Seketika semua bayangan perang terpikir olehku, pesawat tempur di mana-mana, bom, suara pistol dan teriakan membuatku ngeri. Perang, tanpa mom dan dad, kepada siapa aku harus berlindung? 

Aku kembali menangis, "J-Jangan menangis, kau pasti bisa kembali. Kuncinya terowongan itu." Calum mencoba menenangkan. 

"Tapi sebelum ini, waktu ke sekolah aku juga lewat terowongan itu, tidak terjadi apa-apa kok!" Sergahku, 

"Mungkin karena waktunya, kecepatannya. Mestinya itu tidak bisa kalau beberapa syaratnya tak terpenuhi. Tak apa-apa, besok pagi kita coba lewat terowongan itu dengan keadaan yang sama." Calum memelukku, membiarkan air mataku membasahi bajunya. 

"Benar, pasti kamu bisa kembali." Mom Lyana juga ikut menenangkan aku yang terus menangis. 

Tok tok! Bunyi pintu diketuk membuat kami spontan menoleh ke arah pintu, Calum lalu beranjak, mengintip lewat jendela, wajahnya langsung berubah panik. 

"Gawat, polisi militer!" 

"Kenapa sih mereka itu?" Tanyaku yang memang masih belum paham, 

"Salah satu tugasnya adalah menangkap imigran gelap. Bila tertangkap, meski selamat dari hukuman kerja paksa, kau akan dibuang ke luar negeri!" Wajah Calum saat menjelaskan benar-benar serius, mendatangkan halilintar di kepalaku, mom Lyana lalu menarik tanganku, mendorongku masuk ke kamarnya dan menyembunyikanku di lemarinya. 

--- 

Calum's pov 

Kurilekskan wajahku terlebih dahulu. Dengan gugup, aku membuka pintu, 2 polisi militer yang mengantarkan Al kerumahnya tadi langsung masuk tanpa meminta izin. 

"Maaf, malam-malam begini. Identitas gadis mencurigakan tadi siang itu ternyata tidak jelas. Kami datang karena ada informasi dia ada di sini. Saya minta biarkan kami memeriksa rumah Anda." Katanya panjang lebar, kulirik mom, wajahnya sudah berkeringat, aku menghela napas sekilas, 

"Silahkan." Pria berkumis itu tersenyum, lalu masuk diikuti mom di belakangnya. Saat aku hendak mengikuti mereka ke dalam, terlihat olehku sepatu Al yang tergeletak di samping pintu, buru-buru aku memasukkannya ke dalam rak sepatu, hah, semoga saja pria itu tidak menyadarinya. 

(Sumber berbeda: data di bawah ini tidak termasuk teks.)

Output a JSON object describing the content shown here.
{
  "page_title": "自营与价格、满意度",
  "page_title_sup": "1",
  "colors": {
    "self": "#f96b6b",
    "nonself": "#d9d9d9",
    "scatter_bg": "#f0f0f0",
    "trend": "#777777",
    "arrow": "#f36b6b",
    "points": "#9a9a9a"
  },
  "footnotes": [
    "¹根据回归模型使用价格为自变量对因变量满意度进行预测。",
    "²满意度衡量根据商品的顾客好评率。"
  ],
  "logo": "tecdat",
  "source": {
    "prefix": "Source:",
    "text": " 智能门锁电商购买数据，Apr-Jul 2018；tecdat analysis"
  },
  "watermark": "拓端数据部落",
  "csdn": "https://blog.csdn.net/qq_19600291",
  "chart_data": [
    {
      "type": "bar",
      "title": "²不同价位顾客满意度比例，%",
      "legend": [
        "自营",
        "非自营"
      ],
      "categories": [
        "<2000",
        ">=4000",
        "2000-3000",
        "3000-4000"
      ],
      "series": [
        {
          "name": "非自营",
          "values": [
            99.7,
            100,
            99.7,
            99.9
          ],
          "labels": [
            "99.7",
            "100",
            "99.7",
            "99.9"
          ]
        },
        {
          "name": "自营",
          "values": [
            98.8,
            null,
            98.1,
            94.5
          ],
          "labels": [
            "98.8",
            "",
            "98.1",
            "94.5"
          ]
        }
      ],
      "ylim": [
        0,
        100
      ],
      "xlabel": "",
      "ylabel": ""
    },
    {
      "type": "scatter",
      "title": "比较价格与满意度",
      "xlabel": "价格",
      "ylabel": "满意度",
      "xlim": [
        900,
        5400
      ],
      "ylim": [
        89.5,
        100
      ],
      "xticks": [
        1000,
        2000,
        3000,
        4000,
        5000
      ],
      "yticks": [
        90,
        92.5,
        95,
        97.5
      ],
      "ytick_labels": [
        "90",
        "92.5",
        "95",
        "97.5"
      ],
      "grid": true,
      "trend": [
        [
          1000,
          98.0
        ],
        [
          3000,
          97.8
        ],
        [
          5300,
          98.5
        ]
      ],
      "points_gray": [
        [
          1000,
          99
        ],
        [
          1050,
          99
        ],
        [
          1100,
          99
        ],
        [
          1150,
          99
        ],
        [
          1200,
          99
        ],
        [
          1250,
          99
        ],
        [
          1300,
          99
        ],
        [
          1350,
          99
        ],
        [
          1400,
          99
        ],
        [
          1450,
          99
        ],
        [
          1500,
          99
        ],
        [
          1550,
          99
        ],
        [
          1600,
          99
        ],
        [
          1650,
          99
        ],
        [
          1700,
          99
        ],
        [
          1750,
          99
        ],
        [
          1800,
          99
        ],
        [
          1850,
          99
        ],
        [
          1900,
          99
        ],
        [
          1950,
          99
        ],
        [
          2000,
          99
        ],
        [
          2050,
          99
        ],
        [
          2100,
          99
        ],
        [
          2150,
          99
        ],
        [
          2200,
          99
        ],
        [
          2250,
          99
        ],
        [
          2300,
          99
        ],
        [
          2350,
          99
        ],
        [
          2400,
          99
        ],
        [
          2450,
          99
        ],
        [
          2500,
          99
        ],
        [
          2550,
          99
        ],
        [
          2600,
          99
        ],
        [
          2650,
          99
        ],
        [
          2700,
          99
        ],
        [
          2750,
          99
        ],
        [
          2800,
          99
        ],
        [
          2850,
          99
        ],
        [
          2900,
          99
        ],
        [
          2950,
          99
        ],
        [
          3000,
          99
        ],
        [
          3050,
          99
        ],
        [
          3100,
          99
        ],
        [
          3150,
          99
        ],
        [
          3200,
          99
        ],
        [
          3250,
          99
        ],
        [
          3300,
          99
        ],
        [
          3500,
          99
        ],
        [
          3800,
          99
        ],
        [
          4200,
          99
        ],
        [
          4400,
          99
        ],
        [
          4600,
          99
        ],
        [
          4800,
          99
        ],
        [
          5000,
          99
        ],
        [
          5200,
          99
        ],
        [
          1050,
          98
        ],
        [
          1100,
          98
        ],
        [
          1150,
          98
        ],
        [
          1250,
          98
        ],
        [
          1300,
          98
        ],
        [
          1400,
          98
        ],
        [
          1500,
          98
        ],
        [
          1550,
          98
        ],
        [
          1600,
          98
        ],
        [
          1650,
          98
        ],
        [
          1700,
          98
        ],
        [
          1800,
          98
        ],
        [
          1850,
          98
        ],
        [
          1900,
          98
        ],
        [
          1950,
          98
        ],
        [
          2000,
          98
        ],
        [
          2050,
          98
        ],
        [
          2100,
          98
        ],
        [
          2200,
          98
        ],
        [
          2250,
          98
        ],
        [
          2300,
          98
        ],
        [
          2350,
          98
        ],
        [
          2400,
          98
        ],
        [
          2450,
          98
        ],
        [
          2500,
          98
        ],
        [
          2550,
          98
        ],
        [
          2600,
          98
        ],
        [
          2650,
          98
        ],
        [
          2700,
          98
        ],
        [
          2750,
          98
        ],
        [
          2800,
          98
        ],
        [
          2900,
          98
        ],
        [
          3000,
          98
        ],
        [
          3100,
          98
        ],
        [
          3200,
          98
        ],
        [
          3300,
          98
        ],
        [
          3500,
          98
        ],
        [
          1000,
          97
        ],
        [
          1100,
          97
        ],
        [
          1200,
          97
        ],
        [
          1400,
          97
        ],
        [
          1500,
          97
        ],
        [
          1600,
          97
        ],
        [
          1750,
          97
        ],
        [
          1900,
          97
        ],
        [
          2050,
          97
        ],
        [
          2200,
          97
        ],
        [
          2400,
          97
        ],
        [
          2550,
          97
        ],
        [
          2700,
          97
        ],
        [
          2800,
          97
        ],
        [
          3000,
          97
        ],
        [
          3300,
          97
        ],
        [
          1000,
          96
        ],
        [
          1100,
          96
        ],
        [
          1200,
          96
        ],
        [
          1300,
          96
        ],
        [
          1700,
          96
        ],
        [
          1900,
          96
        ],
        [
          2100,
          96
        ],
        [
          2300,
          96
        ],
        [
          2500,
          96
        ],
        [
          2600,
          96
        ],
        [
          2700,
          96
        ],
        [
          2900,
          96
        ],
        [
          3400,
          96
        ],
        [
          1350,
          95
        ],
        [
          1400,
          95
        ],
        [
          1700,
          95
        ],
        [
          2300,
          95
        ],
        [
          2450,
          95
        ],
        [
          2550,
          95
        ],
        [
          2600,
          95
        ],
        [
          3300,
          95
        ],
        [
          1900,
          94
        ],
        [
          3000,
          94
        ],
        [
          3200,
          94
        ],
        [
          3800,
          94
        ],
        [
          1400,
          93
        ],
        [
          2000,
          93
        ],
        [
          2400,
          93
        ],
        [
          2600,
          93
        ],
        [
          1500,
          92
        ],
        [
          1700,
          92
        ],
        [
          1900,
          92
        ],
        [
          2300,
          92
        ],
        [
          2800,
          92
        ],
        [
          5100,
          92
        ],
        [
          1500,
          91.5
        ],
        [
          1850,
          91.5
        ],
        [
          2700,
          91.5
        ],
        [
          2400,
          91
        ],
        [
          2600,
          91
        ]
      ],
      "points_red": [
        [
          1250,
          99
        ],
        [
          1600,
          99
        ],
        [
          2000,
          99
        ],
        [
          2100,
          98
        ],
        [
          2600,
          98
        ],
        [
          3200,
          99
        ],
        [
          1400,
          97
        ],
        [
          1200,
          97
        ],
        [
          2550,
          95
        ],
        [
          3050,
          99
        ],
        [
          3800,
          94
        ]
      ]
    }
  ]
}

Ia dan rekannya yang lain mulai memeriksa rumah kami, dari bawah tangga hingga ke kamar-kamar. Setelah memeriksa bagian atas dan bagian belakang, nampaknya ia cukup kecewa karena tak mendapatkan apa yang ia mau. 

Terakhir, tiba ia di depan kamar mom, setelah meminta izin, masuklah ia bersama rekannya, 

"Ruangan ini bersih, Tuan!" Lapor anak buahnya setelah memeriksa keseluruhan, 

Sret! Lemari bergerak, menimbulkan suara, pria berkumis itu mendekat menuju lemari, "Kau sudah memeriksa lemari ini?" 

"Sudah, Tuan. Mungkin suara itu berasal dari binatang." Namun ia tak puas, dibukanya lagi lemari pakaian mom, ia memasukkan sebagian kepalanya ke dalam lemari, mengacaknya sekilas. Badannya lalu tegak kembali, sembari menarik seragam sekolah militerku hingga tampak oleh kami. 

"Kau sedang pendidikan militer?" Tanyanya, 

"Ya, karena ibu saya sedang sakit, saya cuti khusus. Sebab tak ada keluarga lain." Terangku, ia mengangguk sekilas, lalu menutup lemari, membuat kami--mom dan aku- bernapas lega. 

Ia berdeham sekilas, "Maaf, merepotkan. Kalau melihat gadis itu, tolong segera hubungi kami." 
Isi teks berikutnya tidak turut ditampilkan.